John Jay Chapman

Brief life of a neglected critic: 1862-1933

A youthful but pensive Chapman and one of his many later works.

"Great men," wrote John Jay Chapman, A.B. 1884, "are often the negation and opposite of their age. They give it the lie." He was writing in 1897 about Ralph Waldo Emerson, but the remark states the theme of his own life and its defect. Chapman is one of America's lost writers; indeed, he may be the best of them. On his particular subjects, literature and politics, he is unique, invaluable--and quite forgotten.

Chapman's generation takes us from the Civil War to the time of Theodore Roosevelt, Henry Ford, and Edith Wharton. The son of a respected Wall Street figure and the great-granddaughter of John Jay, the nation's first chief justice, Chapman studied law at Harvard before returning to New York City to practice. There he plunged into Reform politics, opposing Tammany Hall and in general attacking the pervasive corruption of the Gilded Age.

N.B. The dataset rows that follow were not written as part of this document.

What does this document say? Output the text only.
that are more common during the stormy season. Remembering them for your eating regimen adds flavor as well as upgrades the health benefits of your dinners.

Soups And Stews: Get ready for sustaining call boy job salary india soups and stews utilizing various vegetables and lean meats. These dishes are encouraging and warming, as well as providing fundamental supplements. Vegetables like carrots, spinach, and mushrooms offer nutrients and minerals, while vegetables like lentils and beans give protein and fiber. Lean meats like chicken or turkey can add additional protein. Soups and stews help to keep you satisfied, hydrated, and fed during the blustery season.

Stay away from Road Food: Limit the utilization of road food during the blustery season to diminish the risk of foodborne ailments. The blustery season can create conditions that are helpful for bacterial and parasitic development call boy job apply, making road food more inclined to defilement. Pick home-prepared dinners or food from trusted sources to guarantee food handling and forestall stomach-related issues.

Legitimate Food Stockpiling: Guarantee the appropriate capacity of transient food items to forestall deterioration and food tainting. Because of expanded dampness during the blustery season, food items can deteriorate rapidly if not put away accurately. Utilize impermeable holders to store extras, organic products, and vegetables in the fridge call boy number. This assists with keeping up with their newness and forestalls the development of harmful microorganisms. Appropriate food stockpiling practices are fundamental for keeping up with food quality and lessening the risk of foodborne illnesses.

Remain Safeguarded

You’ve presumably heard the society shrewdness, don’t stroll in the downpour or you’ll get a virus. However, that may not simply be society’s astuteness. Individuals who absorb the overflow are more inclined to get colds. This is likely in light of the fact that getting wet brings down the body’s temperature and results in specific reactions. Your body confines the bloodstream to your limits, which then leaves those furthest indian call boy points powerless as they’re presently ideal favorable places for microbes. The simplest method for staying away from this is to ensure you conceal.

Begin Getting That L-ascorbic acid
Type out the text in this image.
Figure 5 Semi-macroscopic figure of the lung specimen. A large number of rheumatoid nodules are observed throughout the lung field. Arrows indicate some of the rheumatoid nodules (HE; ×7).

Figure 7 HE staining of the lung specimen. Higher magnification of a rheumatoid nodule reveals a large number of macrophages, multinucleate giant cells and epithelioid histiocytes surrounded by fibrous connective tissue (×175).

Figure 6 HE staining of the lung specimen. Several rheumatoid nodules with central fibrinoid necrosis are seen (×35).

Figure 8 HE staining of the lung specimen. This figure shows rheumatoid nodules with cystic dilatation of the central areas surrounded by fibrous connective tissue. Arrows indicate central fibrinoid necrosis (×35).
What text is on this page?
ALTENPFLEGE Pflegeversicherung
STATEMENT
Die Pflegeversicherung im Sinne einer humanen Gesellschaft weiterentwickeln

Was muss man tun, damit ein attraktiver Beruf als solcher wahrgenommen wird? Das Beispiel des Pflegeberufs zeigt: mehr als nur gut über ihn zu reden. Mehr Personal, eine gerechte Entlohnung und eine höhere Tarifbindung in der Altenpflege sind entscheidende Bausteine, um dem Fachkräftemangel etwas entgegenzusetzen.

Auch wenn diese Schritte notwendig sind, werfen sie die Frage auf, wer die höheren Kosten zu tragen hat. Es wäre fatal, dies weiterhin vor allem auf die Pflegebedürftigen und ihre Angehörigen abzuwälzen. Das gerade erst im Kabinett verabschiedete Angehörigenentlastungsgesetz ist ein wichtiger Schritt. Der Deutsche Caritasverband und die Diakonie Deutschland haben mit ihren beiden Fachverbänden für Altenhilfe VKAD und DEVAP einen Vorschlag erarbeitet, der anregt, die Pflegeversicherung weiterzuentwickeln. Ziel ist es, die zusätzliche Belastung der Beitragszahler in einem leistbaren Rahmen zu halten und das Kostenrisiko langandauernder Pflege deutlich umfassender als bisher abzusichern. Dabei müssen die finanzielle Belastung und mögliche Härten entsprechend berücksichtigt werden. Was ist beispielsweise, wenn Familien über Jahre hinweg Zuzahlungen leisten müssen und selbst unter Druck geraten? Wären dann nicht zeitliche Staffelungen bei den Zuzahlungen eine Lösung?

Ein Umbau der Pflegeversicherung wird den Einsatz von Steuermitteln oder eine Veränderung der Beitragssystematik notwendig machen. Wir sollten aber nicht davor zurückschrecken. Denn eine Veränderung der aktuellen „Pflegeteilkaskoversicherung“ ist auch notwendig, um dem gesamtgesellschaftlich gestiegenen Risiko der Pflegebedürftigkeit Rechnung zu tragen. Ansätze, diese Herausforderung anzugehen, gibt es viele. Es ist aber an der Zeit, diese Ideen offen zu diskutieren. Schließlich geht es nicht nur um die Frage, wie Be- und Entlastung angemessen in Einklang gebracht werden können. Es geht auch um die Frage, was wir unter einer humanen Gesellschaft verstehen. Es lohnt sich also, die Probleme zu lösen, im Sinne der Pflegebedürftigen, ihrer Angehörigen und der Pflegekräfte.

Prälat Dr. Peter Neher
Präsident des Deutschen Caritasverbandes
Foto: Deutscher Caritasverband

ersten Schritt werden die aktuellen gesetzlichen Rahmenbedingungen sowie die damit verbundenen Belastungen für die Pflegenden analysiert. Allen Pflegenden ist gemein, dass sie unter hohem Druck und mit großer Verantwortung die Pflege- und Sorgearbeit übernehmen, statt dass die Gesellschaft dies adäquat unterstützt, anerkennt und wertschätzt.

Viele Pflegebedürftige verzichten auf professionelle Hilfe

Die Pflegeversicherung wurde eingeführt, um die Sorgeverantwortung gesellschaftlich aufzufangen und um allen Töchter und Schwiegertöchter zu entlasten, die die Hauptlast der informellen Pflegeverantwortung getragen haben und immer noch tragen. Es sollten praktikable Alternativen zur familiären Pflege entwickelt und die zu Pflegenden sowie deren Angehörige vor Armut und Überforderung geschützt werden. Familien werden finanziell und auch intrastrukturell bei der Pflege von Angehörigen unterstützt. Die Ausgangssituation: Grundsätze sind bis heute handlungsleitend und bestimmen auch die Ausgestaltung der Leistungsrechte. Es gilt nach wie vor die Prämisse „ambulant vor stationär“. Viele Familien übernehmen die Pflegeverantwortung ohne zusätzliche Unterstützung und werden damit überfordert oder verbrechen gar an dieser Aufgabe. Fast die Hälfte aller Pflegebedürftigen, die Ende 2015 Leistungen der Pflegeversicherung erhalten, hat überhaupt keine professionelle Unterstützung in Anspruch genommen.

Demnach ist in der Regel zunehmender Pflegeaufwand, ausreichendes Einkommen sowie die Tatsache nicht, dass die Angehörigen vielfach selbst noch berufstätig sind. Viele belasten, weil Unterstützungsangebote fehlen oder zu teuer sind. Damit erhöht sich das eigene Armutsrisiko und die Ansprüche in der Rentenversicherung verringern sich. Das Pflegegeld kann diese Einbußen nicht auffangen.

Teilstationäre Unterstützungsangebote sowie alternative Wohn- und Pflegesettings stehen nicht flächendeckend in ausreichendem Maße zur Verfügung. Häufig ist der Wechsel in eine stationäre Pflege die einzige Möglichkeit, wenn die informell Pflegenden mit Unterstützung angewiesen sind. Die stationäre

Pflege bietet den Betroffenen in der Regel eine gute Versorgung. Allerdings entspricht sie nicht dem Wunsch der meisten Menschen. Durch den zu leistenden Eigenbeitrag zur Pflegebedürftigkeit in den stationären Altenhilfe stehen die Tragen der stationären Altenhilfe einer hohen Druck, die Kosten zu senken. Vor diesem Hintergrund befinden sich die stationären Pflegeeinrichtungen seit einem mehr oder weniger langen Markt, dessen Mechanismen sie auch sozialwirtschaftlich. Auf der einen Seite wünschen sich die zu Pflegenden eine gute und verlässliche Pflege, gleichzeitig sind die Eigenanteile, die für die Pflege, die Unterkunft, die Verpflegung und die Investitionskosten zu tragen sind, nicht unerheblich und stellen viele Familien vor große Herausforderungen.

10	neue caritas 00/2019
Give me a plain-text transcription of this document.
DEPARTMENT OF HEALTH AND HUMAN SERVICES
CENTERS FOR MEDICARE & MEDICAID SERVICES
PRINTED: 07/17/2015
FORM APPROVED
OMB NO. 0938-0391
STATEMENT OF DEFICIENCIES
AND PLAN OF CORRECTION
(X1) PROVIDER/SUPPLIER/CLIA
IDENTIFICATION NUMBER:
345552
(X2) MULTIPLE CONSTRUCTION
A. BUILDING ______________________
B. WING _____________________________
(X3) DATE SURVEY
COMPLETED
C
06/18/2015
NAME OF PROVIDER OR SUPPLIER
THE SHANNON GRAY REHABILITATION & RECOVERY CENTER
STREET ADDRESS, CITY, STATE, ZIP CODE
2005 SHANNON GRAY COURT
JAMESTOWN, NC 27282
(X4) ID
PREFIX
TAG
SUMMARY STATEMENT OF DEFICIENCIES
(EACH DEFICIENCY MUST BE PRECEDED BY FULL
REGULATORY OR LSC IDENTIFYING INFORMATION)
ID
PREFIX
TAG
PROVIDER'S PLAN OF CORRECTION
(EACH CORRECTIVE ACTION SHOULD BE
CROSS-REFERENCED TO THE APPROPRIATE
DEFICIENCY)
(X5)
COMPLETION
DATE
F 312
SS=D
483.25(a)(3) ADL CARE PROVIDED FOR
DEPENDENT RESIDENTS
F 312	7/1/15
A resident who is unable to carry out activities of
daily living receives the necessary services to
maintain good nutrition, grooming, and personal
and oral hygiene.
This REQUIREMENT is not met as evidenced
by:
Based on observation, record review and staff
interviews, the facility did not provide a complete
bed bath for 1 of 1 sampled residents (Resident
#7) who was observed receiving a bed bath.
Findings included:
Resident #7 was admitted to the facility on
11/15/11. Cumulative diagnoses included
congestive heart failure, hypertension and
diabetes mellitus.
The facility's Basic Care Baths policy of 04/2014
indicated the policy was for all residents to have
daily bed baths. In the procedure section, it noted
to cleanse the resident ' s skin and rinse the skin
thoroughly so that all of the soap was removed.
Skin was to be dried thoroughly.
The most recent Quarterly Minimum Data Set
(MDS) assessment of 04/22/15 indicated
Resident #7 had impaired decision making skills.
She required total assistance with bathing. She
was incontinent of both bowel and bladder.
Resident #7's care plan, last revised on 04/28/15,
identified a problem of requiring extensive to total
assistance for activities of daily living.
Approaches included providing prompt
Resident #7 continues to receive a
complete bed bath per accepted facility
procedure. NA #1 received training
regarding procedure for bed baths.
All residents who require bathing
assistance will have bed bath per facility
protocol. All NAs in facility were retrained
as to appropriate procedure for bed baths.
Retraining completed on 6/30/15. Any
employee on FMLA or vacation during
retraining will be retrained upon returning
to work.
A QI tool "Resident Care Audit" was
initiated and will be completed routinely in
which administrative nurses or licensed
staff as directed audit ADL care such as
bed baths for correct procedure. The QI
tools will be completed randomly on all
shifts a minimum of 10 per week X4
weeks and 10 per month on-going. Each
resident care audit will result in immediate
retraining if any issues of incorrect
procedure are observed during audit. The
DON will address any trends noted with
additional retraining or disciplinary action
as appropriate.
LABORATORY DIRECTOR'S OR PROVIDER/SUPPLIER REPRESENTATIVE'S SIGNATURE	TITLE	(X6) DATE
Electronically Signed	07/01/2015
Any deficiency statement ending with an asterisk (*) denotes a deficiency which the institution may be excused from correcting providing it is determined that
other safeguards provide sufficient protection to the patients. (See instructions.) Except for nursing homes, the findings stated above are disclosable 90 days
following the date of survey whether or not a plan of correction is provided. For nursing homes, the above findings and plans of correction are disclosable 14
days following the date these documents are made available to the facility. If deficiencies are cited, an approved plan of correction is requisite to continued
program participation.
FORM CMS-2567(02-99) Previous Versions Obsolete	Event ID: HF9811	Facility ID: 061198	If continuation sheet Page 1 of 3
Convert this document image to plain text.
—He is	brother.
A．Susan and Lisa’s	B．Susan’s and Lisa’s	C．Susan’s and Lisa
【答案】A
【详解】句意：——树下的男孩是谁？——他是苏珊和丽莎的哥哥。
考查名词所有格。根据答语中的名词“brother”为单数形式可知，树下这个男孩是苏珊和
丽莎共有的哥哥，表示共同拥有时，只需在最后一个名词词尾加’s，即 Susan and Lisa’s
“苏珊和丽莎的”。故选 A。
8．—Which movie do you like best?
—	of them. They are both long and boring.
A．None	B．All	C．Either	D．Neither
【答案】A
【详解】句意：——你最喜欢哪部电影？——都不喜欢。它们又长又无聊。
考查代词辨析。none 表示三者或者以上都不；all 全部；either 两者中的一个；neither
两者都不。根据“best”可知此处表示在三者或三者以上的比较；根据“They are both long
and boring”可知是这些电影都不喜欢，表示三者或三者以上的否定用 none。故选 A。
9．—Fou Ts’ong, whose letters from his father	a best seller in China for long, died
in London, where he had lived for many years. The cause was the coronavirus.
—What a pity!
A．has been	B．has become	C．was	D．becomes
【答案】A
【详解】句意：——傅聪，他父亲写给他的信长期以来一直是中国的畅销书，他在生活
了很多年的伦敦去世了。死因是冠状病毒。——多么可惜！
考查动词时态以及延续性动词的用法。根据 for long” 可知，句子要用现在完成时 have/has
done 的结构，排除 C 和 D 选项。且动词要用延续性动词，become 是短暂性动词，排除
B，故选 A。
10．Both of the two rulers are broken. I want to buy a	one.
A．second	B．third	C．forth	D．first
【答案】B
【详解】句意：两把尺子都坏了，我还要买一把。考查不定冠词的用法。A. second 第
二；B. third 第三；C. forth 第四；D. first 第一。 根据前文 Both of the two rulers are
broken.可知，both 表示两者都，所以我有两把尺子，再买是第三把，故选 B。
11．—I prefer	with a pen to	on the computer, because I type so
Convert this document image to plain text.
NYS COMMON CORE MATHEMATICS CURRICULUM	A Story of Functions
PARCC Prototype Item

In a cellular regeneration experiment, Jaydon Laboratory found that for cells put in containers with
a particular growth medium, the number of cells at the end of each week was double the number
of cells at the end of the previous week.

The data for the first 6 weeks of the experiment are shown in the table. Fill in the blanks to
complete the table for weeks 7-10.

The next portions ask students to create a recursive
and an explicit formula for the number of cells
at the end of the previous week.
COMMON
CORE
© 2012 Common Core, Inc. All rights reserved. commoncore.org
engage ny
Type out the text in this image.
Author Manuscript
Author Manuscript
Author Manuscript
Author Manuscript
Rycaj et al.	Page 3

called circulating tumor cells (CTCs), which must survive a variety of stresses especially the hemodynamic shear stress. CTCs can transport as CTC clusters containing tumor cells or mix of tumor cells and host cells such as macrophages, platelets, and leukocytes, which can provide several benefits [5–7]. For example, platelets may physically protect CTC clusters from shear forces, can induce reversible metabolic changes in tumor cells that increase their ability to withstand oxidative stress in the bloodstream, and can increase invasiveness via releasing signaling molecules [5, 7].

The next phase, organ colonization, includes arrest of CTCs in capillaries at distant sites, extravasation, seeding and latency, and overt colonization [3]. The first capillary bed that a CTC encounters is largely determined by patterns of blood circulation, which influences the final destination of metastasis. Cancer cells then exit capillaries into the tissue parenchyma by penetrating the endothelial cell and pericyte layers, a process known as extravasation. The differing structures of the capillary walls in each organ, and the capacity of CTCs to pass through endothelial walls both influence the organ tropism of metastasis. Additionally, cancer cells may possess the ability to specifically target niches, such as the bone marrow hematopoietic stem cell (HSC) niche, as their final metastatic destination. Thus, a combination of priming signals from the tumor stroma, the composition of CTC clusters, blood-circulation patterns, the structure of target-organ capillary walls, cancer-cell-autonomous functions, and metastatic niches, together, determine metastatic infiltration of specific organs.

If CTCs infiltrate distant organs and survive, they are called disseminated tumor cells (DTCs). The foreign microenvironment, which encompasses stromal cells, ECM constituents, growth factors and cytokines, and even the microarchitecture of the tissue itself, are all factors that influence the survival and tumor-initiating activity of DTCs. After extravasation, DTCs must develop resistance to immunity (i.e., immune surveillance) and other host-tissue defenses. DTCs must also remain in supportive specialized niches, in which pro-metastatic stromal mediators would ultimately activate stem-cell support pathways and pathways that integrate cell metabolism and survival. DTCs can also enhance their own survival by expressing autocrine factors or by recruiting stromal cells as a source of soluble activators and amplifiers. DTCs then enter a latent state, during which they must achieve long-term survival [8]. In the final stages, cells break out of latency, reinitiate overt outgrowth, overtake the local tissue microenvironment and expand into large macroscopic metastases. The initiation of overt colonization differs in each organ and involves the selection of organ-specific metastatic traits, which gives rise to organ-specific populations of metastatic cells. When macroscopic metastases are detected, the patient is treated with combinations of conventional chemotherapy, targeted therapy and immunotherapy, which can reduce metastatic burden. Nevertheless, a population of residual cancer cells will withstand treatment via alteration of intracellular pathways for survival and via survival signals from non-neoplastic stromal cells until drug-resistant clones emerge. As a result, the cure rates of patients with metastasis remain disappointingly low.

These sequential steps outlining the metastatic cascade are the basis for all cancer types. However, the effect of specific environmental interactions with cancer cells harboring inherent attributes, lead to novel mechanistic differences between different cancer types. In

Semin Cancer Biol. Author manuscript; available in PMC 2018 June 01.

Chapman was a man of extreme, sometimes violent impulses: his Harvard friends had called him "mad Jack." His political work in the 1890s was by no means cloistered: though a patrician to his fingertips, he was more than willing to harangue the Broadway crowds at the tumultuous political rallies of the time and even to leave the platform to grapple with hecklers. Nevertheless, most of his reform efforts consisted of writing and organizing. From 1897 to 1901, he published at his own expense, and mostly wrote, a reformist monthly, the Political Nursery, which Edmund Wilson later called "one of the best written things of the kind which has ever been published anywhere." In 1898 Chapman actively promoted Theodore Roosevelt as an independent reform candidate for governor of New York, but the alliance collapsed when Roosevelt chose instead to run, successfully, as the candidate of the state Republican organization, which Chapman held no better than Tammany Hall.

Perhaps the failure of Roosevelt's reform candidacy stood in Chapman's mind for the failure of reform itself, and helped push him to withdraw from politics. This he did around the turn of the century. At the same time, his circumstances had become easy enough for him to give up his law practice. After his first wife's early death in 1897, he had married Elizabeth Chanler, a member of the Astor family, and by 1901 they had moved to an estate at Barrytown on the Hudson River. There Chapman concentrated on literary work.

In his Political Nursery, Chapman had proved himself a fluent writer whose paragraphs somehow convey complete candor and integrity. "He just looks at things and tells the truth about them--a strange thing even to try to do," wrote William James. In his writing on letters, Chapman perfected his distinctive style: correct, precise, but at the same time simple, direct, and informal. As a writer he is very much the descendant of Emerson, asserting the individual as the highest, the only source of truth; but Chapman is a better writer than Emerson. He is clearer and more pointed, and he has what Emerson lacks--humor.

Chapman's form was the literary essay: complex, artful compositions in which the author records the response of his own mind and heart to the work at hand, not as a scholar but as a reader. At his best, in essays on Shakespeare, Emerson, Whitman, or Browning, Chapman can seem to present these familiar authors for the first time, to renew and redirect our understanding of them.

He also wrote social criticism and history, in particular in his long 1913 essay on the abolitionist agitator William Lloyd Garrison--an extraordinary work of biography, a study of character and the force of history, a painful meditation on the depth and permanence of the tragedy visited on American society by slavery. In all, Chapman published nine collections of essays, as well as plays, poems, and translations of Dante, Sophocles, and Euripides.

He was never a large-selling author, but among educated readers of his time he had a considerable name. Today, however, his works are mostly out of print. Wilson and other biographers seem to relate this neglect to Chapman's disillusioned retirement from practical politics around 1900, and no doubt they are right to do so; certainly Chapman never sought fame. And as certainly, his highminded Emersonian individualism put him against the grain of his own age. But there are other factors. For all its aristocratic ease, Chapman's life was often dark and troubled. In a horrifying episode when he was a law student, he assaulted and beat a supposed rival in love and later, tormented by remorse, deliberately burned his left hand in a coal fire so badly it had to be amputated. All his life he was subject to breakdowns and bouts of apparently psychosomatic illness. During World War I, in which he lost a son, he became--quite against his character--a hysterical war-lover, and in the 1920s he took up the paranoid cause of crank anti-Catholicism. These late obsessions must have discredited him, especially among the skeptical younger generation, and contributed to his being dismissed and ultimately almost forgotten.

That he should be lost, however, is our misfortune. Any writer must be known by his best work and not by his blindnesses--and Chapman, with his gift for renewing the classics and his lucid, uncompromising view of our history and political life, can only appear today as an author of whom we stand in need.